The image processor of type `Qwen2VLImageProcessor` is now loaded as a fast processor by default, even if the model checkpoint was saved with a slow processor. This is a breaking change and may produce slightly different outputs. To continue using the slow processor, instantiate this class with `use_fast=False`. Note that this behavior will be extended to all models in a future release.
You have video processor config saved in `preprocessor.json` file which is deprecated. Video processor configs should be saved in their own `video_preprocessor.json` file. You can rename the file or load and save the processor back which renames it automatically.
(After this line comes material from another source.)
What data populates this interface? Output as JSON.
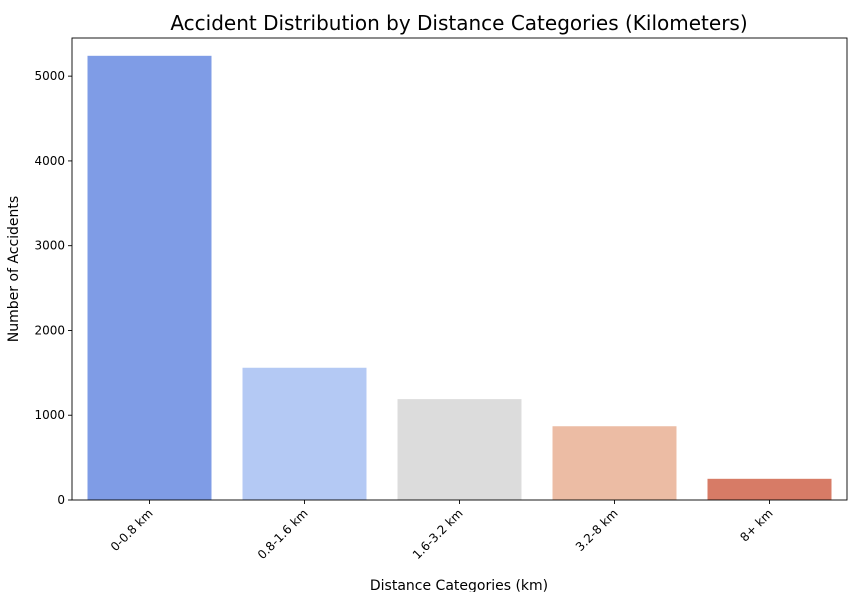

Loading from `preprocessor.json` will be removed in v5.0.


✅ Qwen processor loaded.


Loading checkpoint shards:   0%|          | 0/2 [00:00<?, ?it/s]

✅ Qwen model loaded.


### Inference

In [None]:
# Image setup
image_path = os.path.join("..", "..", "test_images", "5.jpg")
image = Image.open(image_path).convert("RGB")
W, H = image.size
scale = 384 / min(W, H)
new_W = int(W * scale)
new_H = int(H * scale)
image = image.resize((new_W, new_H), resample=Image.BICUBIC)
W, H = image.size
crop_size = min(W, H)
left = (W - crop_size) // 2
top = (H - crop_size) // 2
image = image.crop((left, top, left + crop_size, top + crop_size))


# Prepare inputs
messages = [
    {
        "role": "user",
        "content": [
            {"type": "image", "image": image},
            {"type": "text", "text": "Describe this image."},
        ],
    }
]

text = qwen_processor.apply_chat_template(messages, add_generation_prompt=True, tokenize=False)
image_inputs, video_inputs = process_vision_info(messages)

inputs = qwen_processor(
    text=[text],
    images=image_inputs,
    videos=video_inputs,
    return_tensors="pt",
    padding=True
).to(device)


# Inference
print("Generating...")
with torch.no_grad():
    outputs = qwen_model.generate(
        **inputs,
        max_new_tokens=128,
    )

generated_ids_trimmed = [
    out_ids[len(in_ids) :] for in_ids, out_ids in zip(inputs['input_ids'], outputs)
]
output_text = qwen_processor.batch_decode(
    generated_ids_trimmed, skip_special_tokens=True, clean_up_tokenization_spaces=False
)
print("\n--- Output ---")
print(output_text[0])

Generating...

--- Output ---
The image depicts an artificial satellite in orbit around Earth. The satellite has a rectangular shape with multiple panels, likely solar panels, attached to its exterior. These panels are designed to capture sunlight and convert it into electrical energy, which powers the satellite's systems. The satellite is positioned above the Earth's surface, showing a clear view of the planet's curvature and the blue oceans below. The background features a starry night sky, indicating that the satellite is in space. The overall scene suggests a typical scenario for a communication or observation satellite in operation.